First, the anti-war majority of states within the United Nations need to re-found it. They should follow the advice of Professor Jeffrey Sachs and begin plans to relocate both the UN and the World Bank as far from the US as possible. It has to be a pragmatic discussion, to a state strong enough to survive being undermined by a vitriolic Trump vendetta.
But for the World Bank, relocation isn’t enough. It has to revert to the template originally advocated by John Maynard Keynes at the end of World War II. He wanted it to be a unifying institution, capable of both stabilising international currency exchange and redistributing global wealth. The USA ruled this out. We have paid the price ever since.
The new Home Front
Domestically, industrial nations must also reclaim control of their domestic economies. Britain could gang up with other European states wanting stricter controls over corporate fiefdoms.
Taking a Golden Stake in all critical state services would be a start. Kicking Palantir out of the NHS would be a better one. But the critical steps must also involve a re-founding of accountable democracy.
If Britain is anything to go by, today’s parliaments are all too easy to buy. New models of public accountability have to be found. Old models of collective ownership have to be revisited. And this is where Labour has to start.
Forget slagging off the Greens. Forget the flirtation with Reform’s factionalism. Give the poor a stake in the game and make them a part of an inclusive security agenda. Goodness knows this will be hard enough because, in Parliament, it will also need a race into circular economics.

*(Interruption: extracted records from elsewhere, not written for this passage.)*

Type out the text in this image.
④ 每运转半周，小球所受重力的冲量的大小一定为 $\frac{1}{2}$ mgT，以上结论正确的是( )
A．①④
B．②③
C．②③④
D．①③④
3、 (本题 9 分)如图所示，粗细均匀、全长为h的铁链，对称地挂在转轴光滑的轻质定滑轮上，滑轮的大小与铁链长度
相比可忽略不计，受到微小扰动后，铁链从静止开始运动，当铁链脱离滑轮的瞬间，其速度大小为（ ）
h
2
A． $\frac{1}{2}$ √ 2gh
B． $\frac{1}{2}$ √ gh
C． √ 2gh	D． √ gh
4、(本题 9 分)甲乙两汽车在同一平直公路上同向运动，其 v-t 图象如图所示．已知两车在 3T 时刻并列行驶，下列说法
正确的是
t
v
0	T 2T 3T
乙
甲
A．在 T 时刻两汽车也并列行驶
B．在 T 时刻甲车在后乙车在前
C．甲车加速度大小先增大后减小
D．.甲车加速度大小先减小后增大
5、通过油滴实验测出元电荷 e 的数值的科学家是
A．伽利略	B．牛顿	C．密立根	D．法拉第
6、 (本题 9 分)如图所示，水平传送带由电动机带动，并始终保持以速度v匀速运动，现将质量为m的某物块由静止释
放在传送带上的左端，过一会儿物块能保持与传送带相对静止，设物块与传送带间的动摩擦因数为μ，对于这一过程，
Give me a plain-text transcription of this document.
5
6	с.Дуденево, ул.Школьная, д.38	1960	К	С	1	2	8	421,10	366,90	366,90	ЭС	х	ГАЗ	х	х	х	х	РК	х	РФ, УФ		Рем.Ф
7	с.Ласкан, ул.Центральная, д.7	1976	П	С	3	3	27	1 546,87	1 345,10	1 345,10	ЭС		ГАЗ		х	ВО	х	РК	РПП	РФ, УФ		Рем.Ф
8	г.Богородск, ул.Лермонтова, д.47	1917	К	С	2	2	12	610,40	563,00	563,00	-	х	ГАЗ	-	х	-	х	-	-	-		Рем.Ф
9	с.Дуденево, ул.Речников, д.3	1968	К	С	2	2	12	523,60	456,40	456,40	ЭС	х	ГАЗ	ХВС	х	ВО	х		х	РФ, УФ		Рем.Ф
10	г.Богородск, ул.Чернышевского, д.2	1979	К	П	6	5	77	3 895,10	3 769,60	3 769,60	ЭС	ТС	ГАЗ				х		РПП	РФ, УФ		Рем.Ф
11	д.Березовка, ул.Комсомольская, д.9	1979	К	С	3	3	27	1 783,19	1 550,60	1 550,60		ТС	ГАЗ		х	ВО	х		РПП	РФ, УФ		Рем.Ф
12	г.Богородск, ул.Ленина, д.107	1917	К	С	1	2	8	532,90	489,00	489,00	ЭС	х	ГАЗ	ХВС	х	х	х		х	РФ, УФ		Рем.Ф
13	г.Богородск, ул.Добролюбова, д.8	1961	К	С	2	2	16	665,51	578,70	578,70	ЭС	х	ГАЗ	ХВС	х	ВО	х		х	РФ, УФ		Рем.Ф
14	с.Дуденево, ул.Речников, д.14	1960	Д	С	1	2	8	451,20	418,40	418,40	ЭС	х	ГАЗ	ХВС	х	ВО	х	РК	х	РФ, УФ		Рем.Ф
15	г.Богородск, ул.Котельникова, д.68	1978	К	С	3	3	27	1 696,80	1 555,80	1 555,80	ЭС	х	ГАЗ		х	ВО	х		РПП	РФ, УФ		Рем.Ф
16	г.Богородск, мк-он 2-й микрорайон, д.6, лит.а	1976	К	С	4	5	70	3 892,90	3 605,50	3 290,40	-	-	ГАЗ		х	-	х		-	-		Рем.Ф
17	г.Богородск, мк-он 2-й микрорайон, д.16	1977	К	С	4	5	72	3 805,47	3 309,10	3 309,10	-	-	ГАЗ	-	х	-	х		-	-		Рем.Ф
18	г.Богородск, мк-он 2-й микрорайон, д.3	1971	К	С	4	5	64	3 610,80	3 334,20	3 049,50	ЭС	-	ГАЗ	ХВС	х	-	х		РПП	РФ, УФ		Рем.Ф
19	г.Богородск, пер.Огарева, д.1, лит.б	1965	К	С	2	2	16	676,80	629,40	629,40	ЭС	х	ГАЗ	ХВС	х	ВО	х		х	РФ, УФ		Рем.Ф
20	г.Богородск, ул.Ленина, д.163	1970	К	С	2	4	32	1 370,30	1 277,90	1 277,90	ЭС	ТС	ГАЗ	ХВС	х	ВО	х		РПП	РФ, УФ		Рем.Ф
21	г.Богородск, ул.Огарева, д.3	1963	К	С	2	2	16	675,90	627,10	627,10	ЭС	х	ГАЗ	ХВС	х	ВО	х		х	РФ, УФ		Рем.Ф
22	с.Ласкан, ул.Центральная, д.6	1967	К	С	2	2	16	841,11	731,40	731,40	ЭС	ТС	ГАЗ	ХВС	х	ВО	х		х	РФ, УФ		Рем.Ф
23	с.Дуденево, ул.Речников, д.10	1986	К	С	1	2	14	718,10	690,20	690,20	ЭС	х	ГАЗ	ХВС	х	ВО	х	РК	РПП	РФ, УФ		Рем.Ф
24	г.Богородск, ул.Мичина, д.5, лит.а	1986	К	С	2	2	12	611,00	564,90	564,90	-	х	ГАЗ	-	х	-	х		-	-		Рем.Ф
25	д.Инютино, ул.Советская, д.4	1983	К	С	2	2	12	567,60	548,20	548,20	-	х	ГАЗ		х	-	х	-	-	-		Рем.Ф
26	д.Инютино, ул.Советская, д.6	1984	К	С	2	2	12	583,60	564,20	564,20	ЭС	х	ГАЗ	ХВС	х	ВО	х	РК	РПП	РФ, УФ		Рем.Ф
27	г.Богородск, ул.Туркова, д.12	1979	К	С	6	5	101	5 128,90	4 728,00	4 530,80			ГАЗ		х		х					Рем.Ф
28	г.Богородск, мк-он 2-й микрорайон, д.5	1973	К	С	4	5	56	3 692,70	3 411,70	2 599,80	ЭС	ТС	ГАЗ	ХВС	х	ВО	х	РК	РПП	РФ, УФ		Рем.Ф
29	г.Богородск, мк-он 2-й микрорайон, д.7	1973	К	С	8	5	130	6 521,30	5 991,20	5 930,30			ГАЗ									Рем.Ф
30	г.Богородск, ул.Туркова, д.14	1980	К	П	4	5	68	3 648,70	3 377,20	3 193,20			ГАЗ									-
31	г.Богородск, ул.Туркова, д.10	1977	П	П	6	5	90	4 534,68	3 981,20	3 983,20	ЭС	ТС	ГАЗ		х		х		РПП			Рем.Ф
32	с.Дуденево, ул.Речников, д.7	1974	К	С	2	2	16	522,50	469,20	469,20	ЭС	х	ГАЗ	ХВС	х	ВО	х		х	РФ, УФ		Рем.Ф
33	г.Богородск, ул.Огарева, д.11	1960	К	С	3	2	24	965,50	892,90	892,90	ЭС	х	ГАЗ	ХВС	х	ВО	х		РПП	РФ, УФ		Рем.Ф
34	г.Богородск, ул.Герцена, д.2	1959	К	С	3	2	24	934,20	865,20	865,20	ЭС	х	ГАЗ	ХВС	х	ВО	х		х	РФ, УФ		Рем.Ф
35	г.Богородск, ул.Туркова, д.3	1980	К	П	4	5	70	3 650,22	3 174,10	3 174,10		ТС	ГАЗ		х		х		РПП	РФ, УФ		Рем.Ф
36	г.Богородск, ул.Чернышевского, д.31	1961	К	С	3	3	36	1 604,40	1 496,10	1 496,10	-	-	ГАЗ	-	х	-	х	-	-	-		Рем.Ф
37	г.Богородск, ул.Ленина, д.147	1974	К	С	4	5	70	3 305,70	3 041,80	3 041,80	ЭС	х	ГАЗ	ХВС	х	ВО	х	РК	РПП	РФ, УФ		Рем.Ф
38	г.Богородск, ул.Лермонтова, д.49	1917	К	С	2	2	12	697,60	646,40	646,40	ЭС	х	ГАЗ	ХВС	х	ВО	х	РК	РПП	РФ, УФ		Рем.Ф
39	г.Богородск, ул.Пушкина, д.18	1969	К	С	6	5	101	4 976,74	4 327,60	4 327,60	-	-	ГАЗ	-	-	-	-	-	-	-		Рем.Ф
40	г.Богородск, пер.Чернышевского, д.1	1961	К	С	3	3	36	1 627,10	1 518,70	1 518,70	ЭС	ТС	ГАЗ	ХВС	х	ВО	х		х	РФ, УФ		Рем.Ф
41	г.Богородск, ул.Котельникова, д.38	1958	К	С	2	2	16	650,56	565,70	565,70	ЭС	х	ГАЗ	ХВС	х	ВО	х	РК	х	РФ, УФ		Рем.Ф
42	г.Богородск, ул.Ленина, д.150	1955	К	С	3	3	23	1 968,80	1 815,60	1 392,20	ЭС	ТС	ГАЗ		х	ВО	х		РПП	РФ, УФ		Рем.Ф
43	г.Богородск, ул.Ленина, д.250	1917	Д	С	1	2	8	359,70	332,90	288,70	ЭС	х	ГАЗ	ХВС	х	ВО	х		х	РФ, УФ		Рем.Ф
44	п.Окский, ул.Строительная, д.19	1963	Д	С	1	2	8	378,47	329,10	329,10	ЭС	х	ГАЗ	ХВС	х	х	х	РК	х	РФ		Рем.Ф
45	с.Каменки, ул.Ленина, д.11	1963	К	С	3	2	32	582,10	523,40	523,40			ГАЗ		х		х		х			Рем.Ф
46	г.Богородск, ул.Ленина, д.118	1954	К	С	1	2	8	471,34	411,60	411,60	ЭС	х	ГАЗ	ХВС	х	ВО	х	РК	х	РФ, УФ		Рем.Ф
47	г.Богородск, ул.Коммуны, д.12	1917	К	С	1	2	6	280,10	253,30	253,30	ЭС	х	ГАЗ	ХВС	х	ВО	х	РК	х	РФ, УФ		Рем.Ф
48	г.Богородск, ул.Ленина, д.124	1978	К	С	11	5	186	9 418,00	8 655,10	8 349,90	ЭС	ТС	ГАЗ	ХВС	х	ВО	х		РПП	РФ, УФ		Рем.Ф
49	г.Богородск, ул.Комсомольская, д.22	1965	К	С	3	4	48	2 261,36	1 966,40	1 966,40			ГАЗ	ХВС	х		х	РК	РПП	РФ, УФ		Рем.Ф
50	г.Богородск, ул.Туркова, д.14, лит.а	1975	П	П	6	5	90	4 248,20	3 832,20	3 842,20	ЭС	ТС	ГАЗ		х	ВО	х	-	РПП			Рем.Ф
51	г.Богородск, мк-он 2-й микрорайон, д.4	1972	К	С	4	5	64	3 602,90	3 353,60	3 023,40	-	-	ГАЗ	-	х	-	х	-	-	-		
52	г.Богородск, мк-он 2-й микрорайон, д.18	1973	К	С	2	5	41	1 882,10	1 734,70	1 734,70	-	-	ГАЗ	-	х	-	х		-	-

Obsessions with “growth” have been throwing people out of work in order to reward the owners of capital. Circular economics puts people back at the centre. It also requires us to reconnect with ourselves (and our neighbours).
In a world tossed about by climate upheavals increasingly beyond our control, such solidarities will be central to our survival.
These are also the keys to a world Trump will never understand. So go on, Keir. Give it a try. It could be Labour’s salvation.
Alan John Simpson was Labour MP for Nottingham South from 1992 to 2010.